Three years of U. S. government support has helped Madagascar’s Ministry of Public Health strengthen its health information system in 80 basic health centers and improve care for the 7.3 million people they serve.
Since 2020, the U.S. President’s Malaria Initiative (PMI) Measure Malaria project has trained 1,800 Ministry of Public Health service providers and data managers to collect and analyze data to guide government health policies, programs, and health service delivery.
Managed by the U.S. Agency for International Development (USAID), the $5 million project has helped the ministry collect and analyze private sector data as well as monitor and evaluate health surveillance and malaria control plans to inform national and regional health policy.

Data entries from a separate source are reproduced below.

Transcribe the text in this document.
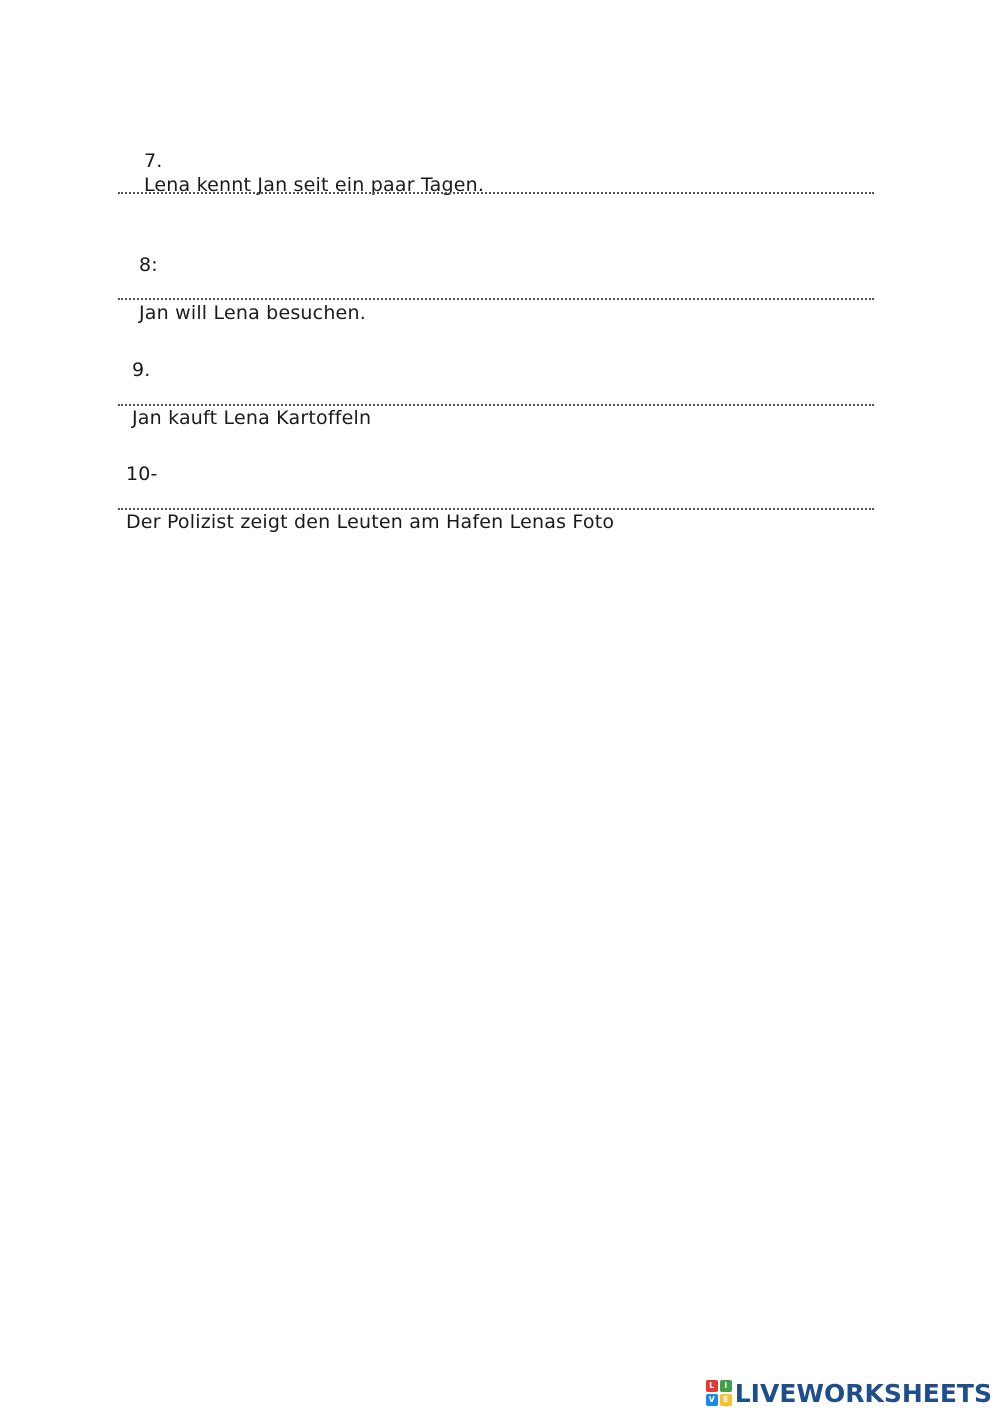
7.
Lena kennt Jan seit ein paar Tagen.

8:

Jan will Lena besuchen.

9.

Jan kauft Lena Kartoffeln

10-

Der Polizist zeigt den Leuten am Hafen Lenas Foto

L	I
V	E LIVEWORKSHEETS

In the Analamanga region alone, 20 private hospitals now enter data directly into an electronic health data management system.

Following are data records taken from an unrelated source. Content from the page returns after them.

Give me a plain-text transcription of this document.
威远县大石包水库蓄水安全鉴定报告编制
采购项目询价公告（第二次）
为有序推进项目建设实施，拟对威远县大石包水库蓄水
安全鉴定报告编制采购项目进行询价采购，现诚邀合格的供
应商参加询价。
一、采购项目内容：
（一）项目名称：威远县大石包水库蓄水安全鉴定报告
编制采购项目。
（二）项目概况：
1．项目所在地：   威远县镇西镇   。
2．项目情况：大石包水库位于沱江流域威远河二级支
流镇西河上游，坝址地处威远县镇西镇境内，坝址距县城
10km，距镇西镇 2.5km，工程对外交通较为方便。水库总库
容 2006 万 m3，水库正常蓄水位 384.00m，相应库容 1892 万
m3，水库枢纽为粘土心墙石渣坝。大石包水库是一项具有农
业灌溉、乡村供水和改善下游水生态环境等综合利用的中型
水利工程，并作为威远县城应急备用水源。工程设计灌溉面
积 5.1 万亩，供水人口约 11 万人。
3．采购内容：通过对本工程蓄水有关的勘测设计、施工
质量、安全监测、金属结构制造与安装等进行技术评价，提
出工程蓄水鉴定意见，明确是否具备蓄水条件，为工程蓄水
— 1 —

At a June 22 ceremony, USAID Health, Population, and Nutrition Office Acting Director David Parks noted that despite the success of the PMI Measure Malaria project and the larger comprehensive package of PMI- funded assistance, the fight to eradicate the deadly disease is far from over in Madagascar.
“The ability to collect and analyze health data is a smart investment that enables decision-making to improve the health and well-being of populations,” Parks said. “PMI Measure Malaria played an important part to ensure health officials do so effectively.”
The project also helped ministry staff conduct regular data reviews and provide supervision at the regional, district, and community levels to control malaria and promote maternal and child health, family planning, and immunization services.
With PMI support, Madagascar has reduced the number of confirmed malaria cases from 2.3 million to 1.7 million in the last year, a reduction of more than 25 percent that has saved lives and kept the Malagasy people healthy and productive in support of the country’s development.
PMI Measure Malaria is led globally by the University of North Carolina at Chapel Hill, and is implemented in Madagascar by ICF Macro Inc. and John Snow Inc.
Like “mpirahalahy mianala,” the people of the United States walk hand in hand with the people of Madagascar to control malaria and have provided $26 million in 2022 and $383 million in support since 2008.